BATAVIA – The Ohio Department of Health is reporting Ohio’s first case of human West Nile Virus (WNV) in 2017. The first case is a 44-year old male Clermont County resident. He is recovering from mild illness.

In 2016, there were 17 human cases of WNV in Ohio, including two in Clermont County. According to the Centers for Disease Control, more than 200 people in 28 states have tested positive for WNV so far in 2017.

People most often get WNV through the bite of an infected mosquito. Mosquitoes are infected when they bite an infected bird. Once infected, they can spread the virus to people or other animals.

WNV is found throughout the United States and can be contracted anywhere there is a mosquito carrying the virus. The affected individual recently returned home to Clermont County after traveling out of state.

Most people infected with WNV do not show any illness, but about 20 percent may show symptoms such as fever, headache, vomiting, or diarrhea. In extremely rare cases, (less than one percent) the virus can cause severe illness such as encephalitis or meningitis, or even death.

“Late summer is when WNV cases usually appear in Ohio”, said Health Commissioner Julianne Nesbit. “Our best advice is to protect yourself and your family from being bitten by wearing insect repellant, and eliminate any standing water in your yard where mosquitoes can lay eggs.”

As part of a Mosquito Control Grant, Clermont County Public Health has been trapping and monitoring mosquitoes throughout the county, and responding to standing water complaints. According to the Ohio Department of Health, 43 Ohio counties are conducting mosquito surveys, and 19 of those counties have found WNV in the mosquito population.

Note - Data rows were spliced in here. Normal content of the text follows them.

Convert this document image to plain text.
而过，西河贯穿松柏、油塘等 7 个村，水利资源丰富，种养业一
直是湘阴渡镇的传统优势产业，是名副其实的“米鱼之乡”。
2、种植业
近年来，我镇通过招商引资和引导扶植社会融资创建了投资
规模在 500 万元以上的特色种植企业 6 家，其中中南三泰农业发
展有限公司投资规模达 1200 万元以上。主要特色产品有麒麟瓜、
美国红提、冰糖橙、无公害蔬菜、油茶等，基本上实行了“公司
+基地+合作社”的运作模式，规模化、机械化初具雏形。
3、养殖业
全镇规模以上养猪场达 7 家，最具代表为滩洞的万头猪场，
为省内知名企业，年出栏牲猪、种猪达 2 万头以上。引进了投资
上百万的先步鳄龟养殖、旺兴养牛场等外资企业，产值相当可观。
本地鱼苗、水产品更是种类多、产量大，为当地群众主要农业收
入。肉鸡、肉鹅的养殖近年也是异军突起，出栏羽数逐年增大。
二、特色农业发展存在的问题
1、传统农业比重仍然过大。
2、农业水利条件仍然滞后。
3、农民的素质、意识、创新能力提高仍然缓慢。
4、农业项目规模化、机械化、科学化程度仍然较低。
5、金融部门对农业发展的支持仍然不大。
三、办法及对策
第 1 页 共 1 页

To avoid mosquito bites, citizens are encouraged to:

• Use EPA registered insect repellent and follow the label directions.
• Wear long sleeves or long pants and cover as much of your skin as possible when you are outside, especially between dusk and dawn, when mosquitoes are most active.
• Check your window and door screens to make sure there are no holes to allow mosquitoes in your home.
• Eliminate standing water in your yard, where mosquitoes can breed.